His eye had a twinkle in it: the same one that always gleamed at her after he’d say something flattering. She smiled and stared off across the cabin. Some were reading books, others talking or attempting to pass the time with sleep. None of them, it seemed, were thinking of the war they now rode into. In fact, she was guilty of the same. She didn’t want to dramatize the unknown.

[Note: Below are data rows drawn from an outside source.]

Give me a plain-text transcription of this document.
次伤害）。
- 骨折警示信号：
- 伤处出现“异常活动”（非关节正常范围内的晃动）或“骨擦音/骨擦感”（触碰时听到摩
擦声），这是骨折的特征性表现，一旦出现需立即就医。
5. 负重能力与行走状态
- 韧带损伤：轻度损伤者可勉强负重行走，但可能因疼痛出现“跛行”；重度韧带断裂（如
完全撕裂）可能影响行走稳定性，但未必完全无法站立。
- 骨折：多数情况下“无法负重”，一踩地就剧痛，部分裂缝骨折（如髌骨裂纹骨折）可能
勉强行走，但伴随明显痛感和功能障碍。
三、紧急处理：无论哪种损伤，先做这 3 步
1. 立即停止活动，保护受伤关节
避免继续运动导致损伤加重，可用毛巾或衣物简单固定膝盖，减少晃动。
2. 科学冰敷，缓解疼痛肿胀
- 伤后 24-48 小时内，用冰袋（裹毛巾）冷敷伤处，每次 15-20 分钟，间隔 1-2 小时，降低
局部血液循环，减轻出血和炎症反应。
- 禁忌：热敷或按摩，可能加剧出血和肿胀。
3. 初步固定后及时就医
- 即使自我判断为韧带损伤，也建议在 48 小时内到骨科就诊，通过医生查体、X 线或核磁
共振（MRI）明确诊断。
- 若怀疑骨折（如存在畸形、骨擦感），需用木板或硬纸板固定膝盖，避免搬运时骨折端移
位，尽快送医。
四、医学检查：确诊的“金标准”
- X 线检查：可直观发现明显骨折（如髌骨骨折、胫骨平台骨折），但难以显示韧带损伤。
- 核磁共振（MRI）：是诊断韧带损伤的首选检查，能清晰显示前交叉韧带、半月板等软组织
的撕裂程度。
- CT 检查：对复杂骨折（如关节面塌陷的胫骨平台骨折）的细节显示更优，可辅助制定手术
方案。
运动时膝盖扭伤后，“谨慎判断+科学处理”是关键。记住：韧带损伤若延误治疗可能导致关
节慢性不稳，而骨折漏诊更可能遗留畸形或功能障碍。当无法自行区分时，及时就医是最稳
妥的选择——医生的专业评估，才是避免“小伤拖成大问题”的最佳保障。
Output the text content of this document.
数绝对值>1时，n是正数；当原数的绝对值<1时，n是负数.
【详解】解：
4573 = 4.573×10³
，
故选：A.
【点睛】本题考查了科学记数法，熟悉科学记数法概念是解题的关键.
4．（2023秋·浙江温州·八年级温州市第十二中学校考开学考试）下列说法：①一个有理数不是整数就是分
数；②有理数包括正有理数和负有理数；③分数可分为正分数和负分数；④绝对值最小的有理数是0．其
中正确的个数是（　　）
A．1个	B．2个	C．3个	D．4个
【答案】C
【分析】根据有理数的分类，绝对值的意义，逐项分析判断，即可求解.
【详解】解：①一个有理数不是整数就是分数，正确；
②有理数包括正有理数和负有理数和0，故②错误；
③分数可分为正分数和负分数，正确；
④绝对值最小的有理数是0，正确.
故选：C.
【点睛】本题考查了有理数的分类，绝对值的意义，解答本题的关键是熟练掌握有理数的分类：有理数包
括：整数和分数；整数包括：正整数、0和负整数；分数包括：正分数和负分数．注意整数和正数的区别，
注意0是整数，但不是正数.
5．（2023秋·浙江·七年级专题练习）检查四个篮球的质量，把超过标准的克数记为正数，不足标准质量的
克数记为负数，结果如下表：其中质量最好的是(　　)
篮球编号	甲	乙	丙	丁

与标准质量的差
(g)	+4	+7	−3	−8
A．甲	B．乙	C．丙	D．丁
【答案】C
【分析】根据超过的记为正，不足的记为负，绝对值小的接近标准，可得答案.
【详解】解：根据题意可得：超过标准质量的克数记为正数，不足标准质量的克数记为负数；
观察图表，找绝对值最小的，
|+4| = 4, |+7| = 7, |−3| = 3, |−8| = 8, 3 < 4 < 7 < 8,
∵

After all, that’s what they were dealing with: the unknown.

She’d never been to war, never been fired at by more than a couple guys at a time, never killed a person who hadn’t committed a crime of some sort and had it coming. The people she’d be shooting at in the coming weeks would likely be normal individuals with families at home and good intentions for the future of their own kind. Who was she, she began to think, to kill mothers and fathers and brothers and so on in the name of preserving her own life: a life with no one weeping in her absence? Lexus forced the thoughts away, for she was doing exactly what she didn’t want. For now, she’d live in the moment and think about the world in terms of her own survival. If she spread her consideration too widely, there’d come weakness with her understanding.

To her left, Bradley was slumped slightly in his seat with his eyes closed and his chest pulsing gently in sleeping breaths. She tried to move her arm so that it wasn’t touching him, but they were too close. She took a deep breath. Oh, what the hell, she thought. After sliding her butt away from him, Lexus leaned over gently and put her weight into his side, resting her head on his shoulder to sleep.

Bradley felt her touch and slowly opened his eyes, just a hair, to see Lexus resting like a tired angel against him. His mouth curled into a genuine smile and he closed his eyes to enjoy himself. Although he’d taken care to not stir her, Lexus peeked back and caught a glimpse of his giddy grin. He’s loving this. She shut her eyes to sleep, and although she tried to fight it, a smile forced its way upon her lips, as well.